Within very narrow limits, yes, for example, in dental treatment. Orthodontics can influence the position of the teeth over the years and thus indirectly the shape of the jaw. Distraction osteogenesis, a surgical procedure for the controlled lengthening of bones, can be used for clearly indicated deformities. Strength training affects bone density, not visible muscle shape. Everything that Looksmaxxing forums peddle as a ‘natural method’ for facial reshaping – Mewing, Bone Smashing, Hard Mooning – is either ineffective or dangerous, or both. Anyone who is deeply unhappy with their facial shape belongs in an orthodontic, maxillofacial surgical or psychotherapeutic consultation, not in a forum.

The key findings at a glance

·         Bone Smashing refers to the self-inflicted blunt force applied to one’s own face in the hope of ‘remodelling’ the cheekbones and jaw. The underlying biological rationale is a misinterpretation; medical consequences range from nerve damage to fractures.

·         Boys as young as ten are affected. Sources such as The Guardian, Psychology Today, Summit Family Therapy, Healthline and WJLA have been reporting since spring 2026 on a significant shift in the age of onset.

·         Structurally, it resembles anorexia: the same logic of control, ritual, identification with the body and escalation, only with different tools and a different cultural guise.

·         Anorexia removes the body from desire. Looksmaxxing adapts it to a sexual economy distorted by market logic.

·         Clinically, the focus is on body dysmorphic disorder, symptoms from the obsessive-compulsive spectrum, and the adolescent identity crisis.
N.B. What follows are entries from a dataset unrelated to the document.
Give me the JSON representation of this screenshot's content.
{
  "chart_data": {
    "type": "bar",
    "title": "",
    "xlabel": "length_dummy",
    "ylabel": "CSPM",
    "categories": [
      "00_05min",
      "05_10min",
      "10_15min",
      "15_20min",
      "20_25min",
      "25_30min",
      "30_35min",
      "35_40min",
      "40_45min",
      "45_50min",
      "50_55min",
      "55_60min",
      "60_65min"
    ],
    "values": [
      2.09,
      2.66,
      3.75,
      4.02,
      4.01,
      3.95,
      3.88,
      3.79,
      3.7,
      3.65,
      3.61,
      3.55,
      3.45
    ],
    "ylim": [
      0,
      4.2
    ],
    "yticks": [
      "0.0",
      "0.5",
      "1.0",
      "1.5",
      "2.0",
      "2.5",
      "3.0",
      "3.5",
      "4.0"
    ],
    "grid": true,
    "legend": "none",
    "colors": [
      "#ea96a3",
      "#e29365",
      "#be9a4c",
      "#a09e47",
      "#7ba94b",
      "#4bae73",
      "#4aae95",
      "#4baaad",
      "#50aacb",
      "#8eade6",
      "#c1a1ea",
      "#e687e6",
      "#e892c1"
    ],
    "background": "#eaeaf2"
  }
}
Steroid use, hard-mooning and self-harm cumulatively increase the risks.

·         Its embedding in the manosphere and its overlaps with the incel subculture are well documented. According to a 2026 study in Social Science & Medicine, around 72 per cent of relevant posts are directly linked to commercial interests.

·         Therapeutically, protocols from the treatment of body dysmorphic disorders have proven effective, supplemented by a respectful, non-polemical engagement with the ideological context.